Слышал я про некоего басрийца, жившего в средней части улицы Корейшитов, что однажды он выехал из Басры в Забедж или в соседние с ним страны...[204] благополучно добрался до какого-то острова.
«Я поднялся на берег, — рассказывал путешественник, — влез на высокое дерево и провел всю ночь, скрываясь в его листве. На следующее утро я увидел, что к берегу подошло стадо овец числом приблизительно в двести голов, причем каждая овца была ростом с теленка. Их гнал человек, подобного которому я никогда не видывал: такой он был громадный, высокий, толстый и такой безобразный на вид. Пригнав свое стадо ударами палки, он уселся на берегу моря; овцы же стали пастись под деревьями. Немного погодя, великан бросился ничком на землю, заснул и проспал до самого полдня, затем он встал, кинулся в море, выкупался и вышел на берег. При этом дикарь был совершенно гол. Единственной одеждой ему служил какой-то лист, похожий на лист банана, но более широкий, висевший у него на поясе в виде передника. Выкупавшись, он подошел к одной из овец, схватил ее за ногу, взял в рот ее сосок и принялся сосать молоко, пока не высосал все до последней капли. Так великан поступил со многими другими овцами; а потом растянулся на спине под тенью дерева и стал внимательно смотреть на ветки.
Как раз в это время на дерево, где я сидел, опустилась какая-то птица. Великан поднял тяжелый камень и бросил его без промаху; птица стала падать и наконец застряла между ветвями около меня. Знаком руки дикарь приказал мне слезть; я поспешил повиноваться, хотя совсем ослабел и был наполовину мертв от голода и страха. Великан бросил птицу оземь — а весила она, по-моему, около ста ратлей, — ощипал ее живьем, пока она еще билась, и раздробил ей голову камнем весом двадцать ратлей. Потом он тем же камнем рассек добычу на части, разгрыз, ее зубами и сожрал всю до костей, точно дикий зверь. Когда солнце начало бледнеть, пастух встал, созвал своих овец диким воплем, взял также и меня и, вооружившись палкой, погнал стадо с берега в глубь острова. Сначала он привел нас к заливу с пресной водой, где напоил овец и напился сам; и я также пил, хотя был уверен в неминуемой гибели. Потом великан погнал все стадо дальше и наконец привел нас в какое-то место. Там была ограда из крест-накрест расположенных бревен; в ней было устроено подобие двери.

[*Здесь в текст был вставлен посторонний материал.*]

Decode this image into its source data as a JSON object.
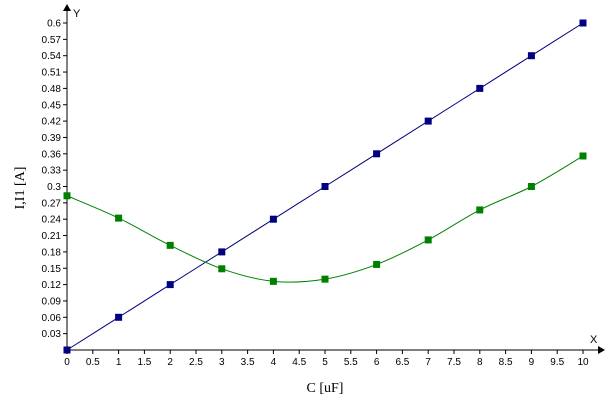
{
  "chart_data": {
    "type": "line",
    "xlabel": "C [uF]",
    "ylabel": "I,I1 [A]",
    "x_axis_letter": "X",
    "y_axis_letter": "Y",
    "xlim": [
      0,
      10
    ],
    "ylim": [
      0,
      0.6
    ],
    "x_ticks": [
      "0",
      "0.5",
      "1",
      "1.5",
      "2",
      "2.5",
      "3",
      "3.5",
      "4",
      "4.5",
      "5",
      "5.5",
      "6",
      "6.5",
      "7",
      "7.5",
      "8",
      "8.5",
      "9",
      "9.5",
      "10"
    ],
    "y_ticks": [
      "0.03",
      "0.06",
      "0.09",
      "0.12",
      "0.15",
      "0.18",
      "0.21",
      "0.24",
      "0.27",
      "0.3",
      "0.33",
      "0.36",
      "0.39",
      "0.42",
      "0.45",
      "0.48",
      "0.51",
      "0.54",
      "0.57",
      "0.6"
    ],
    "grid": false,
    "series": [
      {
        "color": "#000080",
        "marker": "square",
        "x": [
          0,
          1,
          2,
          3,
          4,
          5,
          6,
          7,
          8,
          9,
          10
        ],
        "y": [
          0,
          0.06,
          0.12,
          0.18,
          0.24,
          0.3,
          0.36,
          0.42,
          0.48,
          0.54,
          0.6
        ]
      },
      {
        "color": "#008000",
        "marker": "square",
        "x": [
          0,
          1,
          2,
          3,
          4,
          5,
          6,
          7,
          8,
          9,
          10
        ],
        "y": [
          0.283,
          0.242,
          0.192,
          0.149,
          0.126,
          0.13,
          0.157,
          0.202,
          0.257,
          0.3,
          0.356
        ]
      }
    ]
  }
}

Я вошел вместе с овцами и увидел посреди огороженной площади нечто вроде ткацкого станка, лежавшего на высоких деревянных брусьях, локтей на двадцать от земли. Это сооружение походило на дом. Великан первым делом схватил овцу, одну из самых малых и тощих в стаде, и раздробил ей голову камнем. Затем он развел костер, руками и зубами, точно дикий зверь, разодрал животное на части и куски мяса побросал в огонь вместе с кожей и шерстью, а внутренности сожрал сырыми. После этого дикарь опять подошел к овцам и стал сосать молоко то у одной, то у другой. Выпив в огромном количестве молока, он выбрал одну из самых крупных овец, обхватил ее руками поперек тела и соединился с ней, не обращая внимания на ее крики. Сделав то же самое с другой овцой, великан полез наверх, что-то выпил и тут же заснул, храпя при этом, как бык.

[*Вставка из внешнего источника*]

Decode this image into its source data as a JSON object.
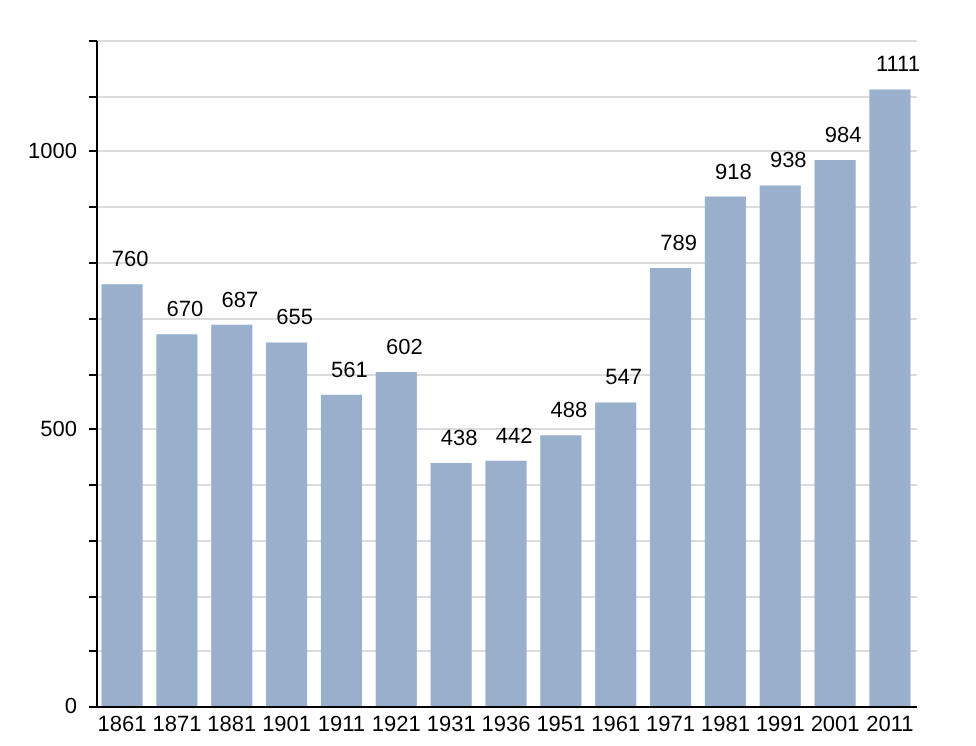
{
  "chart_data": {
    "type": "bar",
    "categories": [
      "1861",
      "1871",
      "1881",
      "1901",
      "1911",
      "1921",
      "1931",
      "1936",
      "1951",
      "1961",
      "1971",
      "1981",
      "1991",
      "2001",
      "2011"
    ],
    "values": [
      760,
      670,
      687,
      655,
      561,
      602,
      438,
      442,
      488,
      547,
      789,
      918,
      938,
      984,
      1111
    ],
    "color": "#98b0cc",
    "ylim": [
      0,
      1200
    ],
    "yticks": [
      0,
      {
        "value": 100,
        "label": null
      },
      {
        "value": 200,
        "label": null
      },
      {
        "value": 300,
        "label": null
      },
      {
        "value": 400,
        "label": null
      },
      500,
      {
        "value": 600,
        "label": null
      },
      {
        "value": 700,
        "label": null
      },
      {
        "value": 800,
        "label": null
      },
      {
        "value": 900,
        "label": null
      },
      1000,
      {
        "value": 1100,
        "label": null
      },
      {
        "value": 1200,
        "label": null
      }
    ],
    "grid": true,
    "data_labels": true
  }
}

В полночь я потихоньку дополз до потухшего костра и постарался выбрать оттуда остатки мяса. Я поел ровно столько, чтобы поддержать в себе дыхание жизни, и при этом все время боялся, что нечаянно спугну овец, что великан заметит меня и расправится со мной точно так же, как с птицей и овцой. До утра я пролежал на этом месте, а наутро дикарь спустился вниз и погнал овец на пастбище, а с ними и меня. Он заговорил со мной на языке, которого я не понял; я также пытался обращаться к нему на знакомых мне наречиях, но великан не понимал меня.